There are benefits to acting sooner, though. TGA is offering fee-free changes for companies affected by the changes to the list until 8 September.
India Clarifies Rules on the Display of Brand Names on Drug Labels
India has proposed changing its legislation on the display of brand names on drug labels. The new law would require companies to print the generic names of products at least two font sizes larger than the brand name.
Existing Indian legislation is designed to ensure the generic name is visible but is light on specifics of how to achieve this goal, stating only that it must “appear in a more conspicuous manner than the trade name.” The trade name, if present, should come either below or after the generic name.
The proposed legislation retains these stipulations but adds the comment about the font size. If the font size change is passed, it will create a rule on how to make the generic name more conspicuous.
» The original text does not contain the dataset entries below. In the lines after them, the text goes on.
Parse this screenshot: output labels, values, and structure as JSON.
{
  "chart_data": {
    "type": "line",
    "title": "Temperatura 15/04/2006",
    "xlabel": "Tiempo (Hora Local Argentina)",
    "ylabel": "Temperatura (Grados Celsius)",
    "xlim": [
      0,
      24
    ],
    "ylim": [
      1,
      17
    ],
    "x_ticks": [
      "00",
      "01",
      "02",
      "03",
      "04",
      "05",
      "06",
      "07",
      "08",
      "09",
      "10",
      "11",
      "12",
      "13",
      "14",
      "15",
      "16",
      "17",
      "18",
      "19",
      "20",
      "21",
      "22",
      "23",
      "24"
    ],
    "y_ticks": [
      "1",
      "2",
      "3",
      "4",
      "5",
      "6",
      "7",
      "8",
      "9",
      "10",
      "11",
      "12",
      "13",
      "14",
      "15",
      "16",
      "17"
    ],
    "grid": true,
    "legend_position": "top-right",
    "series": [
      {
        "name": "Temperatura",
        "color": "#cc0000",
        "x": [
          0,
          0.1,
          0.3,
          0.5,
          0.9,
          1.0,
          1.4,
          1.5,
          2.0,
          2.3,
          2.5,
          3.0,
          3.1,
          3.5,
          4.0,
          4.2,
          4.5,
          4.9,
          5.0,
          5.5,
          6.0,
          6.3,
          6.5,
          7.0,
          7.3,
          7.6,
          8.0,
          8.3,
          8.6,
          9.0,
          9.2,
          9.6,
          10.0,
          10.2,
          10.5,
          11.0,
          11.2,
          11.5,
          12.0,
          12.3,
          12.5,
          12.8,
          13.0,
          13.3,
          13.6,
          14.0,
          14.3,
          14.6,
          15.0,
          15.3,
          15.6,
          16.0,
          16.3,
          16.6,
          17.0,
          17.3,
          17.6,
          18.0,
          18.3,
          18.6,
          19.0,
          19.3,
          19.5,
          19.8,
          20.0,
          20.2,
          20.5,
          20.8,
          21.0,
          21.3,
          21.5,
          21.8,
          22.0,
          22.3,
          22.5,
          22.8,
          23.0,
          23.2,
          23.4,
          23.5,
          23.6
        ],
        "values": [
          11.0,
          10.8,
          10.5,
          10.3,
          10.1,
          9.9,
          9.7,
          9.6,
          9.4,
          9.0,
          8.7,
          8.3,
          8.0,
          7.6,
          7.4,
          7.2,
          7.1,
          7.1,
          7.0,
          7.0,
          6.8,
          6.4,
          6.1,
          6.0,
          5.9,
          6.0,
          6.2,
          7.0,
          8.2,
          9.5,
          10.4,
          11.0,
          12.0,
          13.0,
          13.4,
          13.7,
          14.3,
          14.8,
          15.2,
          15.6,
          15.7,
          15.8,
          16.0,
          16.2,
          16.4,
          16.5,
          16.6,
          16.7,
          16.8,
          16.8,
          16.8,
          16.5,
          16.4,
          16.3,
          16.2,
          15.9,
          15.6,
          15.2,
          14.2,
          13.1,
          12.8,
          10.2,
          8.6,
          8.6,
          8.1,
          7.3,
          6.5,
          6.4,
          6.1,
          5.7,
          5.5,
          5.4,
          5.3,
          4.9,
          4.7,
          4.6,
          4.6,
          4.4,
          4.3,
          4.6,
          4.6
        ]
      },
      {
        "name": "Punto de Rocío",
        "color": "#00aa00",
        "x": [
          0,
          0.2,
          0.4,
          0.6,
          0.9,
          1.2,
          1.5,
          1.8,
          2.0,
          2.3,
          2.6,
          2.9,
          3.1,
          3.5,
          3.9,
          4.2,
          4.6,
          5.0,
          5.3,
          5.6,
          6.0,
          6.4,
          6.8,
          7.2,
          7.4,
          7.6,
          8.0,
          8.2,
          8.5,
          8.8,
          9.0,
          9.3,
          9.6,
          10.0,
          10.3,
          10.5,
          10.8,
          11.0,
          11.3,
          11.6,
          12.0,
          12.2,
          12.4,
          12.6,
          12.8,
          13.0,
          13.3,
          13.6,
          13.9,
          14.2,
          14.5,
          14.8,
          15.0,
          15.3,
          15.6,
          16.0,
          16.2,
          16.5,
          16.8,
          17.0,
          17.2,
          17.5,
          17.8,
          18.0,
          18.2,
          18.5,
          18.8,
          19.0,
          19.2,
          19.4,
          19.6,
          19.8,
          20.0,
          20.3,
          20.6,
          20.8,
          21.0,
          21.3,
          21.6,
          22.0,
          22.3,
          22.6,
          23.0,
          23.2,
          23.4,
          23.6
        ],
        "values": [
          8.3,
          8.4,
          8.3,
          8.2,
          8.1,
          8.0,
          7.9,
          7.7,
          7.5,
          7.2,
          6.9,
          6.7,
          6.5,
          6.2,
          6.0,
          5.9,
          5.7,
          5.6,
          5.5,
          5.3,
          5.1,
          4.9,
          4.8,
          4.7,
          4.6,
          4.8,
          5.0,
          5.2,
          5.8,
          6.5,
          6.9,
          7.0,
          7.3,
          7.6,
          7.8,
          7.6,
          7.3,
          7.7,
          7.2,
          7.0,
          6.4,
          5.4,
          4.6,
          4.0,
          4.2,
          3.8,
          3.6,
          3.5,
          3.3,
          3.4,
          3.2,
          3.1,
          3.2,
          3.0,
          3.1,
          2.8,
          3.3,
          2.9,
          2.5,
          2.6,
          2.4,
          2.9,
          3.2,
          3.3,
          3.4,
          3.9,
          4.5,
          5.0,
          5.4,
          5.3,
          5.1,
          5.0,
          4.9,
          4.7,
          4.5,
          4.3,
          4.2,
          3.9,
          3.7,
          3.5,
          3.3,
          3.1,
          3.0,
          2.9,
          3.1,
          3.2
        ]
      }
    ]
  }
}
Indian officials put forward the change alongside another proposed revision to the conditions for granting an approval. The other change would eliminate the need for “the innermost container of the drug and every other covering in which the container is packed ... [to] bear a conspicuous red vertical line.”
The rule is to be replaced with a requirement that “a caution or warning, as applicable, depending on whether the drug is covered under Schedule G or Schedule H or Schedule H1 or Schedule X, as specified in rule 97, in legible black coloured font size in a completely red rectangular box.”